(Photo via latimes.com)
After watching every Los Angeles Rams' third-down play on offense this past offseason, one key theme resounds throughout each game plan. Coach Sean McVay puts his quarterback in a strong position to succeed. Getting receivers open quickly and using well-timed run plays helped the Rams take pressure off a young quarterback and counter the defense’s expectations at the same time.
McVay would have a small menu of plays to choose from in his no-huddle package. Once he saw how the defense lined up, he would check into a call to give his team the best chance of converting.
Expecting a blitz?
On third downs, defenses will typically focus on rushing the quarterback. This mentality places more pressure on the quarterback, literally and figuratively. When a defense shows a blitz before the snap, young, inexperienced quarterbacks can get rattled and panic.
Offensive coaches, especially in the NFL, see third-and-3-5 as a passing situation. Defenses see this data and create a game plan aimed to attack the quarterback.
McVay stayed one step ahead of teams with the use of the crack toss. The toss play gets the ball on the edge quickly and will still give the offense a good chance at converting the first down without asking much of their quarterback.
The play call is great against a blitz. Any lateral flow the defense would get from the linebackers is now directed downhill at the quarterback. This leaves edge defenders without inside pursuit help.
Expecting a soft coverage?
Defenses will often play the sticks on third-and-medium. A simple way to create this “umbrella” at the first down marker is to play cover-4. This will ensure that every receiver who is getting vertical has a defender who is responsible for a deep zone.
With fewer ways to attack this coverage past the first-down marker, McVay turned to a run play. In addition to looking good on paper, this play call will take advantage of what the defense sees as an advantage. The trap scheme takes advantage of defensive lineman looking to get up the field to rush the passer. In third-and-medium situations, NFL defenders are not typically concerned with a potential run call. They want that game-changing sack that will pad the stats that agents care about in the offseason.

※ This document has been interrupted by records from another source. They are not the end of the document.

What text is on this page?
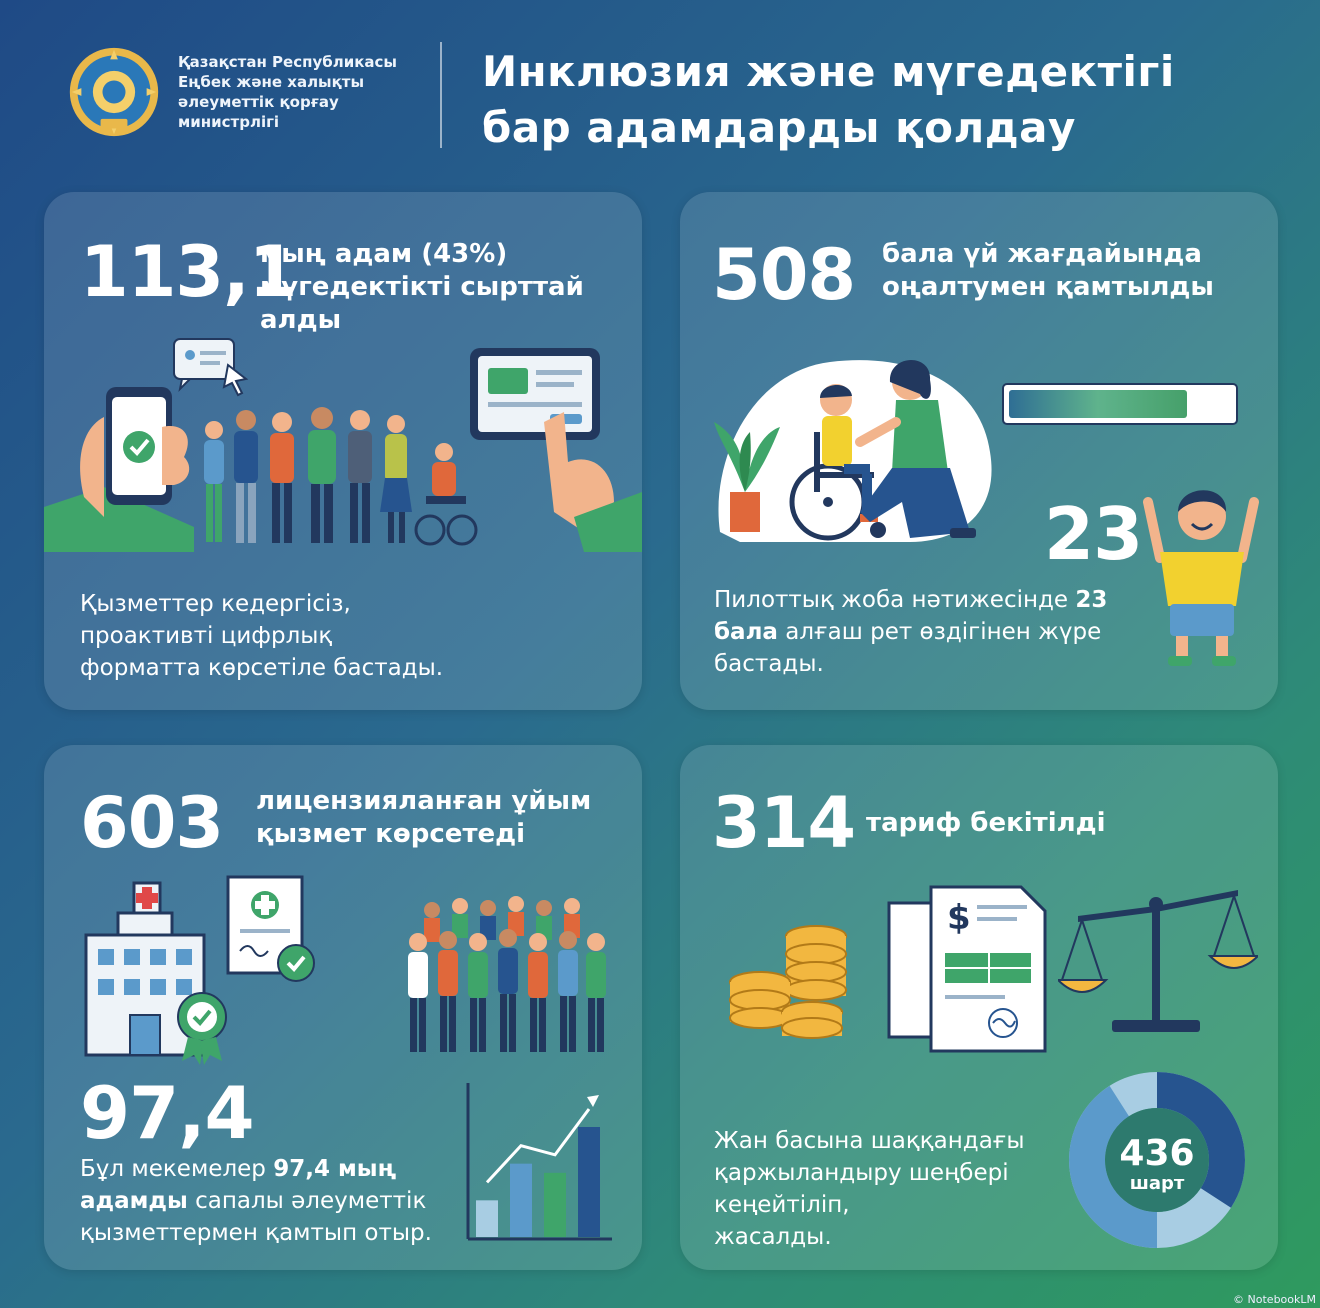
Қазақстан Республикасы
Еңбек және халықты
әлеуметтік қорғау
министрлігі
Инклюзия және мүгедектігі
бар адамдарды қолдау
113,1
мың адам (43%)
мүгедектікті сырттай
алды
Қызметтер кедергісіз,
проактивті цифрлық
форматта көрсетіле бастады.
508 бала үй жағдайында
оңалтумен қамтылды
23
Пилоттық жоба нәтижесінде 23
бала алғаш рет өздігінен жүре
бастады.
603 лицензияланған ұйым
қызмет көрсетеді
97,4
Бұл мекемелер 97,4 мың
адамды сапалы әлеуметтік
қызметтермен қамтып отыр.
314 тариф бекітілді
$
Жан басына шаққандағы
қаржыландыру шеңбері
кеңейтіліп,
жасалды.
436
шарт
© NotebookLM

The Rams call the trap play to the three technique. With easy blocking angles and the ability to get to the linebackers quickly, former U.S. National Team player Todd Gurley is able to pick up the first down before safeties or outside linebackers can identify the run play.
Not sure what to expect
When teams like to disguise their coverage and blitzes, going no-huddle can neutralize the unpredictability. The Rams used the space-stick concept with a no-huddle tempo to convert five out of five third downs.

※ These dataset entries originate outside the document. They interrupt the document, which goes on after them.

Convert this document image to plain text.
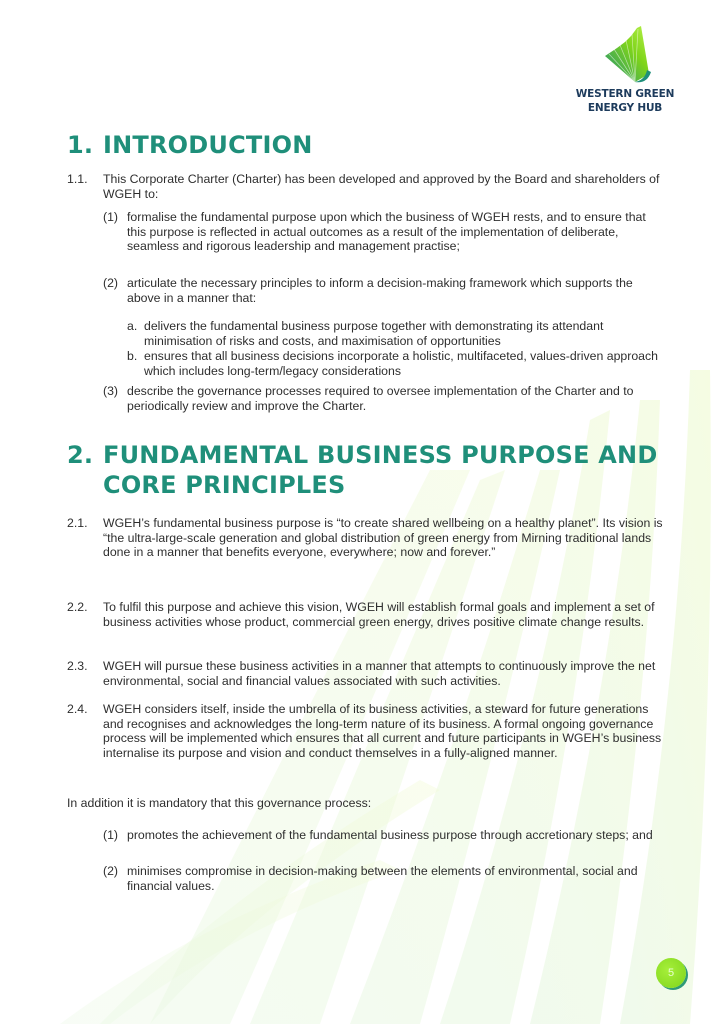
WESTERN GREEN
ENERGY HUB
1. INTRODUCTION
1.1. This Corporate Charter (Charter) has been developed and approved by the Board and shareholders of WGEH to:
(1) formalise the fundamental purpose upon which the business of WGEH rests, and to ensure that this purpose is reflected in actual outcomes as a result of the implementation of deliberate, seamless and rigorous leadership and management practise;
(2) articulate the necessary principles to inform a decision-making framework which supports the above in a manner that:
a. delivers the fundamental business purpose together with demonstrating its attendant minimisation of risks and costs, and maximisation of opportunities
b. ensures that all business decisions incorporate a holistic, multifaceted, values-driven approach which includes long-term/legacy considerations
(3) describe the governance processes required to oversee implementation of the Charter and to periodically review and improve the Charter.
2. FUNDAMENTAL BUSINESS PURPOSE AND
CORE PRINCIPLES
2.1. WGEH’s fundamental business purpose is “to create shared wellbeing on a healthy planet”. Its vision is “the ultra-large-scale generation and global distribution of green energy from Mirning traditional lands done in a manner that benefits everyone, everywhere; now and forever.”
2.2. To fulfil this purpose and achieve this vision, WGEH will establish formal goals and implement a set of business activities whose product, commercial green energy, drives positive climate change results.
2.3. WGEH will pursue these business activities in a manner that attempts to continuously improve the net environmental, social and financial values associated with such activities.
2.4. WGEH considers itself, inside the umbrella of its business activities, a steward for future generations and recognises and acknowledges the long-term nature of its business. A formal ongoing governance process will be implemented which ensures that all current and future participants in WGEH’s business internalise its purpose and vision and conduct themselves in a fully-aligned manner.
In addition it is mandatory that this governance process:
(1) promotes the achievement of the fundamental business purpose through accretionary steps; and
(2) minimises compromise in decision-making between the elements of environmental, social and financial values.
5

This play is especially effective in the red zone. Tighter throwing windows in the red zone are often a trap for young quarterbacks to throw interceptions. A quick-hitting horizontal concept with a defined progression read will give the quarterback little wiggle room for hesitation. The progression will work from right to left (or vise versa), from the two-man stick concept to the three-man spacing concept.
This play also reduces the risk of a red zone sack. The full five-man progression is quicker than the average play due to the distance and spacing of the routes
The video below shows all five times the Rams called this concept on third down. Quarterback Jared Goff does a nice job of going through his progression quickly to find the open receiver.
The dramatic one year turnaround blueprint used by McVay and the Rams is a useful tool for coaches at all levels.